From 1984 to July 1996, Michels was also in the United States Army as an Infantry Officer and as a Plans, Operations and Training Officer. He had no deployments. At the end of his service, he held the rank of major, according to his military records.

He later earned an MBA from the University of Chicago and an MPA (that’s a Master of Public Administration) from the Illinois Institute of Technology in 1997.

Since 1998, after the death of his father, Dale, Tim Michels and his brothers, Pat and Kevin, have led the family-run, Brownsville-based energy and infrastructure construction company, Michels Corp.
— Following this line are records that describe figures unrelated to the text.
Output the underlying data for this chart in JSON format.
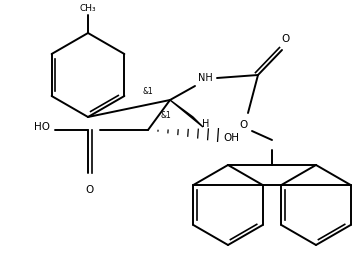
{
  "bg": "#ffffff",
  "lc": "#000000",
  "lw": 1.4,
  "fw": 3.55,
  "fh": 2.68,
  "dpi": 100,
  "xlim": [
    0,
    355
  ],
  "ylim": [
    0,
    268
  ]
}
The company had projected revenue of nearly $3 billion in 2018, according to BizTimes Milwaukee.

Michels is both a co-owner and the vice president, but has said he would divest himself from the business if he is elected as governor.

In April, 2022, Michels filed paperwork with the state’s Elections Commission, thus beginning his run for governor of Wisconsin – his third attempt to win public office.

We asked the Michels campaign for evidence for their claim, and a comment on the candidate’s own pursuits of elective office, but did not hear back before deadline. 

But since this claim is resume-driven, it was easy to gather the material we needed. 

Our ruling

Tim Michels claimed that Evers is a “career politician.”

In his 48-year working career, one could say he has held any elected office for 17 years, or spent four years as a partisan politician.  To label him a “career politician” ignores 31 years, or more than half his work life.

But we also can’t ignore two earlier, unsuccessful, attempts to win the statewide job. That means we have a statement that “contains an element of truth but ignores critical facts that would give a different impression.”

And that’s our definition for Mostly False.